Sie waren hier: http://www.bayern-innovativ.de/querdenken2014/bericht
BAIKA-Kongress

mobilit├Ąt querdenken

AUDI Sportpark, Ingolstadt
04. November 2014

Bericht

Das Thema Mobilität verändert sich, wird vielschichtiger und komplexer. Orientierten sich Fragestellungen bislang hauptsächlich an technologischen und strategischen Aspekten der Automobilindustrie, wird es notwendig, das Thema Mobilität zukünftig in seiner ganzen Breite und Komplexität zu betrachten. Neue Akteure kommen hinzu; Wertschöpfungsketten und Geschäftsmodelle verändern sich. Die Digitalisierung eröffnet vollkommen neue Potenziale und wird Mobilität nachhaltig verändern (Stichwort Multimodalität).

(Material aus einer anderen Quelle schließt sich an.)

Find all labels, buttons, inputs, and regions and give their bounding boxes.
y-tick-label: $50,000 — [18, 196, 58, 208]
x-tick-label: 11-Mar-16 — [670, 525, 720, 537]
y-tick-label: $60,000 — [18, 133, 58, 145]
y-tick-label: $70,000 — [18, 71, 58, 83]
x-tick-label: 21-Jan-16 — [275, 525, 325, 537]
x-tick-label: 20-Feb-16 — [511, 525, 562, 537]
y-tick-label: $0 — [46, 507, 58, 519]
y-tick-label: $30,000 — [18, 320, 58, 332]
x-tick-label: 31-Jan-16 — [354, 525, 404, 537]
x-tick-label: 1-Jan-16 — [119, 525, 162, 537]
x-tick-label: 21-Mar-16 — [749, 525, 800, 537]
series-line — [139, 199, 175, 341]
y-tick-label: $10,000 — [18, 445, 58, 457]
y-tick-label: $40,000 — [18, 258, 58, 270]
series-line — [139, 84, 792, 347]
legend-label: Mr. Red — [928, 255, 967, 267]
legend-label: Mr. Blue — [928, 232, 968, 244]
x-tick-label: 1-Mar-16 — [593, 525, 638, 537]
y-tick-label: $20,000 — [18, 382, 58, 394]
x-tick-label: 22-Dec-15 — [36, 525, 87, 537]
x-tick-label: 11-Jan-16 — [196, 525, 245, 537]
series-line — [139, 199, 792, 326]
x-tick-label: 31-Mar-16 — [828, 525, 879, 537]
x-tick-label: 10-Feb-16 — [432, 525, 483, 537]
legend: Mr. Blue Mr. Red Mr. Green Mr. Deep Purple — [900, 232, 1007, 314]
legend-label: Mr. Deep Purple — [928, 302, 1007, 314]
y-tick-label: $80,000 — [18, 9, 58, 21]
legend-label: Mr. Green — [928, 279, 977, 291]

Der vom Team Mobilität und dem Automobilzulieferer-Netzwerk BAIKA der Bayern Innovativ GmbH konzipierte Kongress „mobilität querdenken“ gab erste Antworten auf einige der wichtigsten Fragen zum Thema „Zukünftige Mobilität“. Angesprochen wurden hierbei die Themenkomplexe:

Über 150 Teilnehmer aus einem breiten Spektrum der Mobilitätsbranche sowie aus zahlreichen anderen Bereichen waren vertreten und betrachteten das Thema Mobilität aus unterschiedlichen Blickwinkeln.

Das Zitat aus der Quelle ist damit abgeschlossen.